76. ChatGPT and Copilot provide responses to questions or other prompts. Their ability to provide these responses is the key value proposition of Defendants’ products, which they are able to sell to their customers for enormous sums of money, soon likely to be in the billions of dollars.
77. To train ChatGPT, the OpenAI Defendants retain users’ chat histories with ChatGPT unless the user takes the affirmative step of disabling that feature.[12] Thus, the OpenAI Defendants possess a repository of every regurgitation of Plaintiff’s works apart from those whose storage users have affirmatively disabled.
78. At least some of the time, ChatGPT and Copilot provide or have provided responses to users that regurgitate verbatim or nearly verbatim copyright-protected works of journalism without providing author, title, copyright, or terms of use information contained in those works. Examples of such regurgitations are included in Exhibit J to the Complaint in Daily News, LP v. Microsoft Corporation, No. 24-cv-03285 (S.D.N.Y. Apr. 30, 2024).
79. At least some of the time, ChatGPT and Copilot provide or have provided responses to users that mimic significant amounts of material from copyright-protected works of journalism without providing any author, title, copyright, or terms of use information contained in those works.
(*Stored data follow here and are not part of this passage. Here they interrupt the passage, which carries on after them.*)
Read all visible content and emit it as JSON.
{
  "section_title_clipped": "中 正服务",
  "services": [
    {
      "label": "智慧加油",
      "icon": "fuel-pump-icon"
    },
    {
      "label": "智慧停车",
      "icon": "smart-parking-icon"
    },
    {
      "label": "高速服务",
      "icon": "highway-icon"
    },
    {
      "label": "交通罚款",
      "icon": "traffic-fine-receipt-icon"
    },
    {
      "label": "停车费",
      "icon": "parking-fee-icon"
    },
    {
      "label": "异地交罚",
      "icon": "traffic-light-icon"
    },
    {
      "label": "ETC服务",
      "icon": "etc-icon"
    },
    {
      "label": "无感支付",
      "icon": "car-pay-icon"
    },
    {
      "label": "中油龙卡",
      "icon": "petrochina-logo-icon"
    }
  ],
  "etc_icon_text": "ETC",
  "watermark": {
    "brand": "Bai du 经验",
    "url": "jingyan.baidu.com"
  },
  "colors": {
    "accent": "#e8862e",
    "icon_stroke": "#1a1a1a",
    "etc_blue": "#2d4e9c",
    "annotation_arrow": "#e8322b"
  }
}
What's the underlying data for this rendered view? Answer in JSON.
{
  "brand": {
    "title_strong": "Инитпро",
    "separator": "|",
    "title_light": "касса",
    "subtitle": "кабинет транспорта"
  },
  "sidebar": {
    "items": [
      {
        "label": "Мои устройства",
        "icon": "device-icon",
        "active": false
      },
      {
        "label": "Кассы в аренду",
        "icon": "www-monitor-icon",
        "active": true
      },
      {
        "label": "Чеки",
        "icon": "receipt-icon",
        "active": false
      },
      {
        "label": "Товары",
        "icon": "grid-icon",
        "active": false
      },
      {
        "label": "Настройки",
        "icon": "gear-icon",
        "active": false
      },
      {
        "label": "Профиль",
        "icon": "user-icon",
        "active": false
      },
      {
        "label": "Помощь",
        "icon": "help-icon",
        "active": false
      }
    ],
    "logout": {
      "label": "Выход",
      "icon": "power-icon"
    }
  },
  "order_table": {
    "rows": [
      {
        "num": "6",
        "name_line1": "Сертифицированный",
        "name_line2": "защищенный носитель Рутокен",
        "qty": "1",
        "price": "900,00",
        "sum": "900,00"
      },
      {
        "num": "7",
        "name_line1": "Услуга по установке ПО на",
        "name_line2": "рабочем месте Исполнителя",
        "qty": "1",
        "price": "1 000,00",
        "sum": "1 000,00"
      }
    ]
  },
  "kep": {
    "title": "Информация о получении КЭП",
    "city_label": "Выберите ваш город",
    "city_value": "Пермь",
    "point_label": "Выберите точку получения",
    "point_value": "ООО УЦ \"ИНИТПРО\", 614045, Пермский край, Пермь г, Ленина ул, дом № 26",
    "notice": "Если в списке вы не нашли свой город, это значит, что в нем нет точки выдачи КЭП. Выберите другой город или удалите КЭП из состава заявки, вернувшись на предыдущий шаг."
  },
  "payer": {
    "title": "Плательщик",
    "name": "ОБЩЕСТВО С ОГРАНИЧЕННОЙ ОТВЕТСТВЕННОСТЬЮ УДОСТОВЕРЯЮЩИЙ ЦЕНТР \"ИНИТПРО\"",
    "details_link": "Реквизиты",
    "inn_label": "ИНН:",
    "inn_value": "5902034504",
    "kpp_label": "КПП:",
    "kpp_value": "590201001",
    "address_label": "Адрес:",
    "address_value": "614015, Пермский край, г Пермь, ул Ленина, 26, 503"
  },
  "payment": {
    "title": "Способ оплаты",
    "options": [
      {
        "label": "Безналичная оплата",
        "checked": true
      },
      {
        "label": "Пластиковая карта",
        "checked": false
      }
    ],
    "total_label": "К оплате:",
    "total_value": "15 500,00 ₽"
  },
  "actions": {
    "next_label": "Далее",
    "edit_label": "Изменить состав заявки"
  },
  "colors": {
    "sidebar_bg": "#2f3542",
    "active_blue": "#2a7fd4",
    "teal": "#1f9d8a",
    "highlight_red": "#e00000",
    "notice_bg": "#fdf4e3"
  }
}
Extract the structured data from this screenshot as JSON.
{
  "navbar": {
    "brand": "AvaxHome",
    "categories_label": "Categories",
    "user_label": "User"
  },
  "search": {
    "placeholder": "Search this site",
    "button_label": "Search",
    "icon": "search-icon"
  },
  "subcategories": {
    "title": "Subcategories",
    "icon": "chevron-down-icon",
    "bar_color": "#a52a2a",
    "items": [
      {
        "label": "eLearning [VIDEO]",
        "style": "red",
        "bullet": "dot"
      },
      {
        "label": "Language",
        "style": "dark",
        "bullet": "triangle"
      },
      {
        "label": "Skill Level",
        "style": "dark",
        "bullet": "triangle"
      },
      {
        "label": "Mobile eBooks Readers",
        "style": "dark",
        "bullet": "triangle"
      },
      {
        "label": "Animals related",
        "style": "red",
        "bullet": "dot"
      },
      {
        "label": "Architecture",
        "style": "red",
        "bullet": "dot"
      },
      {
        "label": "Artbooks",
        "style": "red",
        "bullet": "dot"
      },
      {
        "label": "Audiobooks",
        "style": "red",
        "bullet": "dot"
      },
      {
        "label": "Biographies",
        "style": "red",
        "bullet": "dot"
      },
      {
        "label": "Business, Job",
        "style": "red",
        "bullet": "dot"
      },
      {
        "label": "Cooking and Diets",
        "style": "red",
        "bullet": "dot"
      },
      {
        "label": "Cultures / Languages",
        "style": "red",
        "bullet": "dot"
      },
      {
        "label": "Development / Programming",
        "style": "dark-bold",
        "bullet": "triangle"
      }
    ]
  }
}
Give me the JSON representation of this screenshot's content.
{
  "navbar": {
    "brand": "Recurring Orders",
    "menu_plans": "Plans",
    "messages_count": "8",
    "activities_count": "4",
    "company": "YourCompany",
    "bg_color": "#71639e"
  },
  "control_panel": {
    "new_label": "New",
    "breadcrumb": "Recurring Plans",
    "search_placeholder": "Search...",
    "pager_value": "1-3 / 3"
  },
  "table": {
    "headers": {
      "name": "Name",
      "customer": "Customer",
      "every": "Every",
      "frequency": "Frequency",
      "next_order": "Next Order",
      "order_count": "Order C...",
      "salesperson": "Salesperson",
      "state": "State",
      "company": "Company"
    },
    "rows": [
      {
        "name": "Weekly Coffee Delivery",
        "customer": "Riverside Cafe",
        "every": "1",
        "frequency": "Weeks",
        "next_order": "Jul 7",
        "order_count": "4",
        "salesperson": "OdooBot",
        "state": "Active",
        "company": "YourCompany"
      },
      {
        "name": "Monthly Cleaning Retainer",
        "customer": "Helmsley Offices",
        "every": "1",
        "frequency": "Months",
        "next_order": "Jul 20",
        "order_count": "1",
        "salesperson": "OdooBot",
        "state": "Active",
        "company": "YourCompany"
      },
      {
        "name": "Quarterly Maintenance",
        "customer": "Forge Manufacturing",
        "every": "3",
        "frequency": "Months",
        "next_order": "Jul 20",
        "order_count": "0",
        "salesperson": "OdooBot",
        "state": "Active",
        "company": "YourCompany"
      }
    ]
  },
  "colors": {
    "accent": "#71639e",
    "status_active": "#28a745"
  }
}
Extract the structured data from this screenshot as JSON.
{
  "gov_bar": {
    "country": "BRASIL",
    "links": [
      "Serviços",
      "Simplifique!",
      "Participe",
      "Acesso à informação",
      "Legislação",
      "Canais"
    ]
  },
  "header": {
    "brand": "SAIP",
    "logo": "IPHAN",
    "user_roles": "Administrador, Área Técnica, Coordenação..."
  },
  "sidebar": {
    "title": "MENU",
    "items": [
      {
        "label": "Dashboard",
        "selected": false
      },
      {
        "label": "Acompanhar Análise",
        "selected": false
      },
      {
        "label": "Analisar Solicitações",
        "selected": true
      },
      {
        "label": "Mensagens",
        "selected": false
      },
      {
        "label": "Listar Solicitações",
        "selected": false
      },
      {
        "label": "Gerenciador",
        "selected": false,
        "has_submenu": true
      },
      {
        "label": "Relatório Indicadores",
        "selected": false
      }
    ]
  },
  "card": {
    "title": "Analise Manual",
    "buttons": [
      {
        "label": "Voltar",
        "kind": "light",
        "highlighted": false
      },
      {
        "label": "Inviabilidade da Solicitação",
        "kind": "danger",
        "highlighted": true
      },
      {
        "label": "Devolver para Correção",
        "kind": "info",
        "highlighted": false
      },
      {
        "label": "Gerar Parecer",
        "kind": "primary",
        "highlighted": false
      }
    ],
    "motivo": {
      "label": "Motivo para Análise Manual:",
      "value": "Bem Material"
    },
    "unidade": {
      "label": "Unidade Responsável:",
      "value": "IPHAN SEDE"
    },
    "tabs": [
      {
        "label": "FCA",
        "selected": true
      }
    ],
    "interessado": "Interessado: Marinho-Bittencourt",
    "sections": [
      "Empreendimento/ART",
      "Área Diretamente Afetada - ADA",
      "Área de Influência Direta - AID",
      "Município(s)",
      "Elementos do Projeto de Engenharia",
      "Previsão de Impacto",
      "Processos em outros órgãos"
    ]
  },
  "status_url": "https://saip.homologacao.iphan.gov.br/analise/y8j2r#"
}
For example, if a user asks ChatGPT or Copilot about a current event or the results of a work of investigative journalism, ChatGPT or Copilot will provide responses that mimic copyright-protected works of journalism that covered those events, not responses that are based on any journalism efforts by Defendants.
80. At least some of the time, ChatGPT memorizes and regurgitates material. The OpenAI Defendants have publicly admitted their knowledge of this fact.[13] The OpenAI Defendants have also effectively admitted that regurgitation of copyrighted works is infringement: when Plaintiff attempted to obtain the same regurgitations set forth in the Daily News case using the same methodology, Plaintiff received in one instance a message stating, “I’m sorry, but I can’t generate the original ending for the article or any copyrighted content.” Thus, upon information and belief, the OpenAI Defendants have recently changed ChatGPT to reduce regurgitations for copyright reasons.
81. Nonetheless, ChatGPT has produced regurgitations of Plaintiff’s copyrightprotected works. Examples of three such regurgitations, along with the prompts that generated them, are attached as Exhibit 7.
82. Such memorization and regurgitation constitute unauthorized copies or derivative works of the Plaintiff’s work. Defendants directly engage in the unauthorized public display of CIR’s articles as part of generative output provided by their products built on the GPT models.